Le premier mouvement, avec son dynamisme entraînant, évoque la peur et la terreur devant l'imminence de la guerre; dans le deuxième, le bugle, puis l’alto et le violoncelle expriment l’angoisse et le désarroi. Selon Hamburger lui-même, la vie de famille est évoquée une dernière fois dans un émouvant trio pour piano (enfant), violon (mère) et violoncelle (père) au troisième mouvement. Ce climat se maintient dans le mouvement suivant avec un douloureux choral des cordes et du piano, magnifié plus tard par la trompette, les cors et le basson, et encadré de murmures. Dans le finale, le sentiment d’urgence et les couleurs orchestrales du premier mouvement reviennent, mais se résolvent à la fin dans une jubilation pleine de défi, qui témoigne de l’incapacité des aspects les plus sombres de la nature humaine à détruire l’humanité en nous.
– Note de programme d’Hannah Chan-Hartley
« Il m’est absolument impossible de tout construire sur une base de mort, de misère et de confusion. Je vois comment le monde se transforme lentement en un désert; j’entends plus fort, toujours plus fort, le grondement du tonnerre qui approche et nous tuera, nous aussi; je ressens la souffrance de millions de personnes, et pourtant, quand je regarde le ciel, je pense que tout finira par s’arranger, que cette brutalité aura une fin, que le calme et la paix reviendront régner sur le monde. En attendant, je dois garder mes pensées à l’abri, qui sait, peut-être trouveront-elles une application dans les temps à venir! »

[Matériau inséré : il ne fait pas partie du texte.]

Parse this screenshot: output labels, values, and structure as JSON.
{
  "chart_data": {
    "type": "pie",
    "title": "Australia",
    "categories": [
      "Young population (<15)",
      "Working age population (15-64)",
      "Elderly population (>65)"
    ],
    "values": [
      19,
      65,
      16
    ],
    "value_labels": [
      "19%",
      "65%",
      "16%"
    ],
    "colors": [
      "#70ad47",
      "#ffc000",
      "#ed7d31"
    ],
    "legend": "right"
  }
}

— ANNE FRANK Journal, entrée du 15 juillet 1944 (traduction de Philippe Noble et Isabelle Rosselin-Bobulesco,
Anne Frank : L'intégrale, Éditions Calmann-Levy, 2017)
par Hannah Chan-Hartley
Quelles sont vos principales influences et sources d’inspiration comme compositeur?
Mes influences et mes sources d’inspiration fluctuent énormément – en fait, elles changent chaque semaine. Je m’intéresse à un grand nombre de disciplines artistiques et chacune d’elles, à sa façon, m’influence ou m’inspire. J’adore le théâtre, le cinéma, la danse et les arts visuels, et j’écoute beaucoup la musique de mes pairs. Mes goûts musicaux sont assez éclectiques – j’écoute de la musique classique contemporaine, des musiques du monde, de la pop indie et de l’électro.

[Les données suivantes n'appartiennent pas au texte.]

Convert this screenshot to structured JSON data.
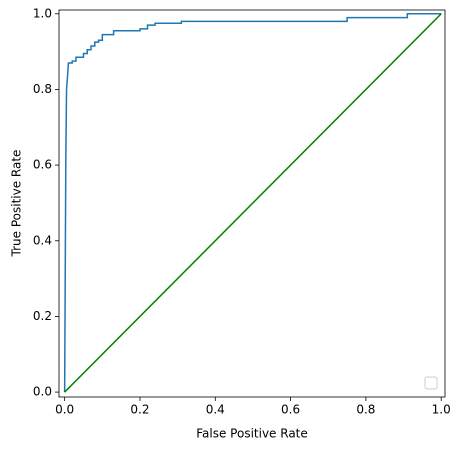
{
  "chart_data": {
    "type": "line",
    "xlabel": "False Positive Rate",
    "ylabel": "True Positive Rate",
    "series": [
      {
        "color": "#1f77b4",
        "x": [
          0,
          0.003,
          0.005,
          0.008,
          0.01,
          0.02,
          0.02,
          0.03,
          0.03,
          0.05,
          0.05,
          0.06,
          0.06,
          0.07,
          0.07,
          0.08,
          0.08,
          0.09,
          0.09,
          0.1,
          0.1,
          0.13,
          0.13,
          0.2,
          0.2,
          0.22,
          0.22,
          0.24,
          0.24,
          0.31,
          0.31,
          0.75,
          0.75,
          0.91,
          0.91,
          1.0
        ],
        "values": [
          0,
          0.6,
          0.8,
          0.84,
          0.87,
          0.87,
          0.875,
          0.875,
          0.885,
          0.885,
          0.895,
          0.895,
          0.905,
          0.905,
          0.915,
          0.915,
          0.925,
          0.925,
          0.93,
          0.93,
          0.945,
          0.945,
          0.955,
          0.955,
          0.96,
          0.96,
          0.97,
          0.97,
          0.975,
          0.975,
          0.98,
          0.98,
          0.99,
          0.99,
          1.0,
          1.0
        ]
      },
      {
        "color": "green",
        "x": [
          0,
          1
        ],
        "values": [
          0,
          1
        ]
      }
    ],
    "xlim": [
      -0.015,
      1.01
    ],
    "ylim": [
      -0.013,
      1.01
    ],
    "xticks": [
      {
        "value": 0,
        "label": "0.0"
      },
      0.2,
      0.4,
      0.6,
      0.8,
      {
        "value": 1,
        "label": "1.0"
      }
    ],
    "yticks": [
      {
        "value": 0,
        "label": "0.0"
      },
      0.2,
      0.4,
      0.6,
      0.8,
      {
        "value": 1,
        "label": "1.0"
      }
    ],
    "legend": "lower right"
  }
}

Comment voyez-vous le rôle et les responsabilités (artistiques, politiques, sociales) du compositeur aujourd’hui? Comment intégrez-vous ces objectifs à votre démarche?
Je me considère comme un humaniste à cet égard. Il est rare que mes œuvres aient une thématique politiquement ou socialement chargée, mais j’aborde des sujets humains au sens large, comme la solitude, l’anxiété et le sentiment d’aliénation. Un thème récurrent dans mes opéras et mes pièces instrumentales est l’aspiration de chacun à entrer en contact avec les autres. J’aborde souvent cette question sous l’angle du rapport entre un individu, ou quelques-uns, et leur environnement immédiat.

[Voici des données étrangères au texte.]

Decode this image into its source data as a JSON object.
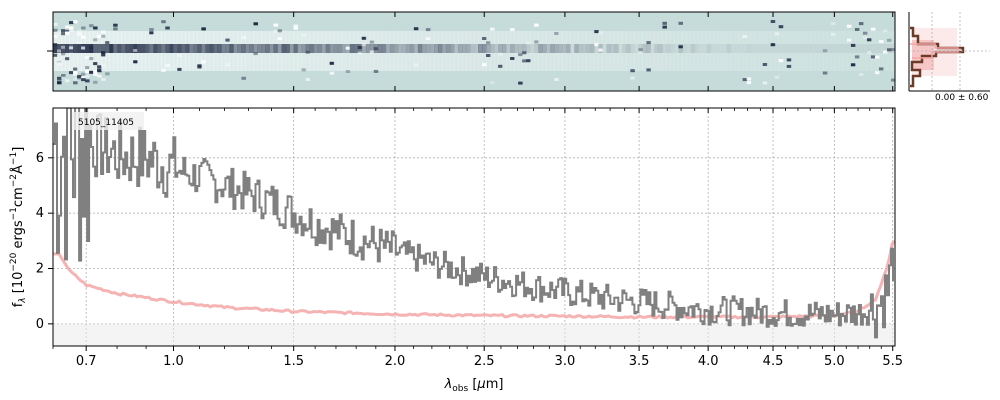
{
  "chart_data": {
    "type": "line",
    "object_label": "5105_11405",
    "xlabel": "λ_obs [μm]",
    "ylabel": "f_λ [10^-20 ergs^-1 cm^-2 Å^-1]",
    "xlim": [
      0.6,
      5.52
    ],
    "ylim": [
      -0.8,
      7.8
    ],
    "x_scale": "sqrt",
    "x_ticks": [
      0.7,
      1.0,
      1.5,
      2.0,
      2.5,
      3.0,
      3.5,
      4.0,
      4.5,
      5.0,
      5.5
    ],
    "x_tick_labels": [
      "0.7",
      "1.0",
      "1.5",
      "2.0",
      "2.5",
      "3.0",
      "3.5",
      "4.0",
      "4.5",
      "5.0",
      "5.5"
    ],
    "y_ticks": [
      0,
      2,
      4,
      6
    ],
    "y_tick_labels": [
      "0",
      "2",
      "4",
      "6"
    ],
    "grid": true,
    "series": [
      {
        "role": "spectrum",
        "color": "#808080",
        "x": [
          0.62,
          0.65,
          0.7,
          0.8,
          0.9,
          1.0,
          1.1,
          1.2,
          1.3,
          1.4,
          1.5,
          1.6,
          1.8,
          2.0,
          2.2,
          2.5,
          2.8,
          3.0,
          3.3,
          3.5,
          3.8,
          4.0,
          4.3,
          4.5,
          4.8,
          5.0,
          5.2,
          5.35,
          5.45,
          5.5
        ],
        "y": [
          6.6,
          6.9,
          6.6,
          6.1,
          6.0,
          5.6,
          5.3,
          5.0,
          4.7,
          4.4,
          4.0,
          3.6,
          3.1,
          2.6,
          2.2,
          1.7,
          1.35,
          1.15,
          0.9,
          0.8,
          0.6,
          0.5,
          0.45,
          0.4,
          0.35,
          0.35,
          0.4,
          0.6,
          1.2,
          2.5
        ]
      },
      {
        "role": "model",
        "color": "#f4a6a6",
        "x": [
          0.62,
          0.65,
          0.68,
          0.7,
          0.75,
          0.8,
          0.9,
          1.0,
          1.2,
          1.5,
          2.0,
          2.5,
          3.0,
          3.5,
          4.0,
          4.5,
          5.0,
          5.2,
          5.35,
          5.45,
          5.5
        ],
        "y": [
          2.5,
          1.9,
          1.6,
          1.4,
          1.25,
          1.1,
          0.95,
          0.8,
          0.6,
          0.45,
          0.35,
          0.3,
          0.28,
          0.25,
          0.25,
          0.25,
          0.3,
          0.45,
          0.9,
          2.0,
          3.0
        ]
      }
    ],
    "inset": {
      "label": "0.00 ± 0.60",
      "profile_color": "#6b3b2a",
      "band_color": "#f4a6a6"
    }
  },
  "colors": {
    "image_bg": "#c5dcda",
    "trace_dark": "#1f2a44",
    "spectrum": "#808080",
    "model": "#f4a6a6"
  }
}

Pouvez-vous nous donner un aperçu de votre méthode de composition?
Je suis enclin à associer la composition « à l’ancienne », avec plume et papier et essais au piano, à l’emploi d’un ordinateur. Si je travaille avec des instruments électroacoustiques, j’utilise l’ordinateur pour les intégrer et les minuter. Pour l’opéra, j’aime à m’asseoir au piano en m’efforçant de fredonner les lignes mélodiques. Pour les œuvres conceptuelles et instrumentales, je tâche d’écrire directement sur papier, souvent à la main.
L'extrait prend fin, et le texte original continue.